You can almost hear the cogs and gears of their minds grinding to a halt. Something in them wants to express their frustration of not knowing what you are talking about, but not wanting to admit it either. After biting their lower lip for a moment or two, they manage to blurt out, "Then, you must eat fish." 

Anyway, the closest place that sells vegan doughnuts is one state away, a two hour drive. As ridiculous as it sounds, my wife and I set off on a four-hour tour to go buy a doughnut. That's life in the sticks for you! 
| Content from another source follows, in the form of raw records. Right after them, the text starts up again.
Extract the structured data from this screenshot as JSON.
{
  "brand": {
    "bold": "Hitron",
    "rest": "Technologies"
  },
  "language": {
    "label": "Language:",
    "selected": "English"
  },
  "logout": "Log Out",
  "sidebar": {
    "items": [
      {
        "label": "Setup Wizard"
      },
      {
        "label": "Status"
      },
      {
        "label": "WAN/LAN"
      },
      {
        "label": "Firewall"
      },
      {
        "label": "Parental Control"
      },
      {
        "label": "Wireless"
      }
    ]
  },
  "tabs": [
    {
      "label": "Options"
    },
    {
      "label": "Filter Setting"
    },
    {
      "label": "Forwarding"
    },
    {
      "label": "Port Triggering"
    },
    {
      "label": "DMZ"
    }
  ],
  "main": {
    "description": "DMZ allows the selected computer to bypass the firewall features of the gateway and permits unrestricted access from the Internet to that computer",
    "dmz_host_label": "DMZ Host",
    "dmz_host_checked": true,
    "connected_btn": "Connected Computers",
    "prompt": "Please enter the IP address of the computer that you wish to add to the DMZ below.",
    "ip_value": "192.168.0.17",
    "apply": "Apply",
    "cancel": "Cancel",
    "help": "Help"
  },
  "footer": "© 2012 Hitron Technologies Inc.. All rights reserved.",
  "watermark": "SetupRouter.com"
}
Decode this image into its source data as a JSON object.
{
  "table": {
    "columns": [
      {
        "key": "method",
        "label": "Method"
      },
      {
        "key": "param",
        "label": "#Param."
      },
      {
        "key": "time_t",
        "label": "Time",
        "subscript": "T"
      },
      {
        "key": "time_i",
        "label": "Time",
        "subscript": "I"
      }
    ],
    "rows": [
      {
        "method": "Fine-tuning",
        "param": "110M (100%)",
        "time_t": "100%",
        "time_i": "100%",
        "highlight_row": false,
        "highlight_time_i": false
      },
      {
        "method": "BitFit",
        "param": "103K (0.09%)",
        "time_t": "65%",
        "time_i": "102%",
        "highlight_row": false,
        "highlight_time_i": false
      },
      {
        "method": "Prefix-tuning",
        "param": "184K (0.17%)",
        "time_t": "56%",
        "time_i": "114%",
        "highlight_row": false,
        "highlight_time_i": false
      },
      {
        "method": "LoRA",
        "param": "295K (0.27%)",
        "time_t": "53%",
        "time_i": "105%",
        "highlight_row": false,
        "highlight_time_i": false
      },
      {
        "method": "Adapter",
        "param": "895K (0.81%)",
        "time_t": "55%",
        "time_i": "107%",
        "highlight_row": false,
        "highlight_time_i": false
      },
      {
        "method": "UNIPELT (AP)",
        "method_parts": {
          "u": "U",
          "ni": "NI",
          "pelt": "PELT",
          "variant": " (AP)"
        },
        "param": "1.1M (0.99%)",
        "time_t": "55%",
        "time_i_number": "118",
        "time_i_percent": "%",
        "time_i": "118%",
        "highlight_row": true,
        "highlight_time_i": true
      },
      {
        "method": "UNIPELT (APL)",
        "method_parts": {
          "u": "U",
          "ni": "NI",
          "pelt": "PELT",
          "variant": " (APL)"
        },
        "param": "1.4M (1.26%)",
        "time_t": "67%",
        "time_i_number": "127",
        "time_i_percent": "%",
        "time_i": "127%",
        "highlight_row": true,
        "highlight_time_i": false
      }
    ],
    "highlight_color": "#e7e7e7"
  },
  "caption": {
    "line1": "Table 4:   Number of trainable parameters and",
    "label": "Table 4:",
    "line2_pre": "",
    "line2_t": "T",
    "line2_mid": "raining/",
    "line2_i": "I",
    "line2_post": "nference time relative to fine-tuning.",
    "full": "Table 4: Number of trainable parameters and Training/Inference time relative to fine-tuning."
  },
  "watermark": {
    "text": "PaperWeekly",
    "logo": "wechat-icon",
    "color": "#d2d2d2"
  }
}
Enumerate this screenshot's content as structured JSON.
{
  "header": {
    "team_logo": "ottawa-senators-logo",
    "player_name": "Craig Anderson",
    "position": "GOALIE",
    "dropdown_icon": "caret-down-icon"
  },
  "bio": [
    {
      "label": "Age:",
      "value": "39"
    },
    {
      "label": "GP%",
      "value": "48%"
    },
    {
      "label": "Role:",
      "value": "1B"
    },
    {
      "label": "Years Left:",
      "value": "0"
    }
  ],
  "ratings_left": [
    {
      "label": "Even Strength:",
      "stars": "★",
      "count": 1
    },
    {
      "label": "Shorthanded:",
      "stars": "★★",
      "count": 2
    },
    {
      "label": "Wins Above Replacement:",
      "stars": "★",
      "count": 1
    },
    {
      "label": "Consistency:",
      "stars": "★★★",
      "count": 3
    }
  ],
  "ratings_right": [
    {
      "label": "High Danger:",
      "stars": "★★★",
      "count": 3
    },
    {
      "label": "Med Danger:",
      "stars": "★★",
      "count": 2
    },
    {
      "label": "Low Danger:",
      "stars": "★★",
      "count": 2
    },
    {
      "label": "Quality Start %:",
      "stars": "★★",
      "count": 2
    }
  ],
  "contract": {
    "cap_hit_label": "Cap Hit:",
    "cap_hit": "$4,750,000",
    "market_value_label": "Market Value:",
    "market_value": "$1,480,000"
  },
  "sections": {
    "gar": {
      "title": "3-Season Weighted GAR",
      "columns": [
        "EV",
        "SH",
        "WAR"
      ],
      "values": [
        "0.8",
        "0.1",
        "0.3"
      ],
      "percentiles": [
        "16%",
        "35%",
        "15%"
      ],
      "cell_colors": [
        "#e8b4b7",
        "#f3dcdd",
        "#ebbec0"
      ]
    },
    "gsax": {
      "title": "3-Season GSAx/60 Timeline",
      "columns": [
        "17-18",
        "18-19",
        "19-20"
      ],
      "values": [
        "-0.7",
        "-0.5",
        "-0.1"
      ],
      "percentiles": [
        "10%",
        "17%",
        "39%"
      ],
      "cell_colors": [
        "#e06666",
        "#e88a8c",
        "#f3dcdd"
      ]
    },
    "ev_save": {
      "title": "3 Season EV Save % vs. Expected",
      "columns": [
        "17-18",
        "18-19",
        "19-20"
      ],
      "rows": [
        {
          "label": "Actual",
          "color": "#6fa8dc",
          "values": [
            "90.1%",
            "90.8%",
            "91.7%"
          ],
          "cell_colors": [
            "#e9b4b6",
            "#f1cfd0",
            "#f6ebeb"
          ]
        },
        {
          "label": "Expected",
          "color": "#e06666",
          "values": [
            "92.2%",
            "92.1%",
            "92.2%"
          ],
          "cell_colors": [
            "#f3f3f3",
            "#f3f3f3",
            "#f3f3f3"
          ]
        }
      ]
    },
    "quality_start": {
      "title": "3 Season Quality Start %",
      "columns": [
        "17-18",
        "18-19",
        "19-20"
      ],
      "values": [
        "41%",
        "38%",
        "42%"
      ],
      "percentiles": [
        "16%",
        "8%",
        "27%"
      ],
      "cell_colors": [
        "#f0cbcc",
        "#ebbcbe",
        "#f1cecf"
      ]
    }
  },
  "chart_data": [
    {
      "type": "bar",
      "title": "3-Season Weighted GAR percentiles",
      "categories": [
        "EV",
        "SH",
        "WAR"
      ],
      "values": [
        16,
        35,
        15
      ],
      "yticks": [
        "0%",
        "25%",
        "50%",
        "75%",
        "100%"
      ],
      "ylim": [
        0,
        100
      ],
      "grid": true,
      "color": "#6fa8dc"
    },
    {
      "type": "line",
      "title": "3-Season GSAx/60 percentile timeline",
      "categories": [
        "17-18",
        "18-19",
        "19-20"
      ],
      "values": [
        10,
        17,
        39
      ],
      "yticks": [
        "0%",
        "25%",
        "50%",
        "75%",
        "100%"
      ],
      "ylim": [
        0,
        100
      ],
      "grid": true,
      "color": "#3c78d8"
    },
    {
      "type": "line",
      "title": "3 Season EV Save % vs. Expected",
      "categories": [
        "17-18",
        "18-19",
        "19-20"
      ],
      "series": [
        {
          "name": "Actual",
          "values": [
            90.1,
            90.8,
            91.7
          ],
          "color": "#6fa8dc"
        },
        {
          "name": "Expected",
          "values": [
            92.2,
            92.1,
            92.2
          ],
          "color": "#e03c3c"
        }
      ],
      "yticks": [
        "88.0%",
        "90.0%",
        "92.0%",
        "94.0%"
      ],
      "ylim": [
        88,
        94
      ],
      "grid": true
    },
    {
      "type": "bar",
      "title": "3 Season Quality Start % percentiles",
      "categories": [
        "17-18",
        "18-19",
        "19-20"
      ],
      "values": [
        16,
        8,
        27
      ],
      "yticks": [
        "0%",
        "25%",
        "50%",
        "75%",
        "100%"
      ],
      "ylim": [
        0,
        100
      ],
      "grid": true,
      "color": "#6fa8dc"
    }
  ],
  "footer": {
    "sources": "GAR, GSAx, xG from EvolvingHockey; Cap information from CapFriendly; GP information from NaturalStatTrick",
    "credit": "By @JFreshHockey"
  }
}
My wife and I didn't choose to steal food from the mouths of animals to make any political or social statement. I became a compost-eater as a means of managing my diabetes, and my wife joined me in solidarity, bless her heart. Despite what anyone says to the contrary, fruits and vegetables don't give you that WOW feeling other foods possess. Unless you have a medical reason for choosing a vegan diet, I don't recommend it at all, though drowning the garbage in condiments goes a long way to making it all edible. With that all said, you can live without eating any animal products just fine. Be prepared for strange dreams of gnawing on pets and the like, attempting to subliminally pull you back into the orbit of the carnivore. The body has a mind of its own and wants what it wants, and it ain't anything on a vegan menu. 

In case you're wondering, yes, the doughnuts were heavenly. Whether they were worth the effort is debatable. I suppose, a similar analysis as to whether a five dollar milkshake is actually worth its cost. But oh, they were splendidly delightful! 

Our next trek will no doubt be to see fireworks in some place or other. My wife so enjoys a good display. Fortunately, for her, we live in a state where the love of fireworks seem to be imparted into the DNA of every man, woman, and child born here. Those explosions of light and sound are so ingrained into the psyches of everyone that fireworks are blasted into the sky at every opportunity. No event occurs without them. Old Home Day, Pond Hockey Tournaments, the lighting of town Christmas trees, and anything just shy of What The Heck Day is accompanied with fireworks. The Fourth of July is the mother of all events for the celebration of these sprays of color. You'd swear the day is Fireworks Day, rather than the celebration of the founding of our country.   

Topping off the week, my daughter and I will be hitting the road to Gillette Stadium, home of The New England Patriots, to see the greatest rock group in the world, The Rolling Stones. I've seen the old fellas twice before, but this will be the first time with my daughter. One can never see too much of The Stones. Yes, finally, I'll be going to a go-go of my liking, and I will get my ya-yas out!